Já era a segunda vez que atendíamos aquela paciente. No primeiro momento ela foi transferida para o hospital. Me contou que no seu segundo dia de internação o esposo dela faleceu por conta da Covid-19. Ela estava em pânico, com muito medo de ser transferida novamente, e isso não ajudava para que os sinais vitais estabilizassem. Para tentar distraí-la de toda a movimentação da sala de emergência, mostrei vídeos do meu cachorro que eu tinha no celular. Foi o primeiro momento em que vi o sorriso dela, que também me contou que os filhos tinham prometido adotar um cãozinho quando ela melhorasse. A segunda transferência ao hospital foi inevitável, mas desejo muito que a saúde tenha melhorado e essa adoção tenha tido sucesso.

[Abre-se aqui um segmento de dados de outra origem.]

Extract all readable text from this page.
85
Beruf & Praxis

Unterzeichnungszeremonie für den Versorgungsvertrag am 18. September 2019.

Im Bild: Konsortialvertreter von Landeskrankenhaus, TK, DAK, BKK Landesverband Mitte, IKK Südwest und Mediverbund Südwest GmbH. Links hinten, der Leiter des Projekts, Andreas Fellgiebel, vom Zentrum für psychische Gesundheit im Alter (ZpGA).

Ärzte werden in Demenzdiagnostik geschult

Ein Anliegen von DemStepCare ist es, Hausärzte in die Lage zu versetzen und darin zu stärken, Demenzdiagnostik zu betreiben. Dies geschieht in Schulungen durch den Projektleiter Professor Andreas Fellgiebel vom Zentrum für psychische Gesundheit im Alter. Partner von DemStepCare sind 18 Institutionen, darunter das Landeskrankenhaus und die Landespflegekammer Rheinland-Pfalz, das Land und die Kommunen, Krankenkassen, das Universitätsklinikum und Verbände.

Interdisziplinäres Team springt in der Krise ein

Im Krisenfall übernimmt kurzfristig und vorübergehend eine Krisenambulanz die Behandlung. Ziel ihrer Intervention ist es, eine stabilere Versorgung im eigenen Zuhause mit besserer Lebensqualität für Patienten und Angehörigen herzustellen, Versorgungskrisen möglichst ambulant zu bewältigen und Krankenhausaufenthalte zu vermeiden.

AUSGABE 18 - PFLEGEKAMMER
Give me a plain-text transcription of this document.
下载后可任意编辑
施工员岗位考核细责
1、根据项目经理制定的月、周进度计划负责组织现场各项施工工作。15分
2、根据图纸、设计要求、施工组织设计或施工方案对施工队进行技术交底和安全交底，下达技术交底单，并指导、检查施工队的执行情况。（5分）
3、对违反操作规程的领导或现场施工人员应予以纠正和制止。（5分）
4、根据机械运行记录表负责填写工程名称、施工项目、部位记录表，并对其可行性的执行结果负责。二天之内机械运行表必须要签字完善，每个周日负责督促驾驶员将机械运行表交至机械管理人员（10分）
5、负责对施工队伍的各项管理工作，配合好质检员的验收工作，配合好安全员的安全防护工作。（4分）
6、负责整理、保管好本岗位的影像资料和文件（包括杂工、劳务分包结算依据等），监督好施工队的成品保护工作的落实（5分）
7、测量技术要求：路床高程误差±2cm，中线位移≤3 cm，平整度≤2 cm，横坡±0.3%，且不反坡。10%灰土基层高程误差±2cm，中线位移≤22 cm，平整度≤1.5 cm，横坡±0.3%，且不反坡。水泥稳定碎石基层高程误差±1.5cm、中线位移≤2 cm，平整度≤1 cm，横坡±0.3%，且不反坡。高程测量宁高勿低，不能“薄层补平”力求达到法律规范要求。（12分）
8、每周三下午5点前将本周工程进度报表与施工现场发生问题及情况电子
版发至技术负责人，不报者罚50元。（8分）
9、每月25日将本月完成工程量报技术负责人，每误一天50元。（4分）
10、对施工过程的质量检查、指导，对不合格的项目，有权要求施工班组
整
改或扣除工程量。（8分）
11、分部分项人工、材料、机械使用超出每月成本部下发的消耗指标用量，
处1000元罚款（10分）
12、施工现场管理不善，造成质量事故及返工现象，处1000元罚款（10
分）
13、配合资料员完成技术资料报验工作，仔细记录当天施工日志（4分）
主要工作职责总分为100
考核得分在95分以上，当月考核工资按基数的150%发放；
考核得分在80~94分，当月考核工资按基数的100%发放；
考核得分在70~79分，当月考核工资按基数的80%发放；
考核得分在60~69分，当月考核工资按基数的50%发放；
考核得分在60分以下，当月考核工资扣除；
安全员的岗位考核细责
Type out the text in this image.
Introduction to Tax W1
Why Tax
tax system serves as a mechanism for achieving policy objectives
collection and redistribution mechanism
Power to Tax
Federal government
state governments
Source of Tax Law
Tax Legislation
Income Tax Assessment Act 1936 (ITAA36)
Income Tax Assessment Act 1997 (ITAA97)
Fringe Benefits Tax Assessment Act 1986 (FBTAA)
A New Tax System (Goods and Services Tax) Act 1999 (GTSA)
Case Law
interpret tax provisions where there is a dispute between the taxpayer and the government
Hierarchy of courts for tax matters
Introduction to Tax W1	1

Apesar dos números, só aqui em Santa Catarina passam de 500 mortos, ainda tem gente que não acredita nos riscos da pandemia. O que você pode dizer e qual recado passar para estas pessoas?

Muitas pessoas não acreditam porque não tiveram pessoas próximas a si diagnosticadas. Meu desejo é que isso não aconteça e seja necessário para que as pessoas tomem consciência da proporção e dos riscos de uma doença que não escolhe quem acomete. O mundo precisa de mais empatia e de menos egoísmo.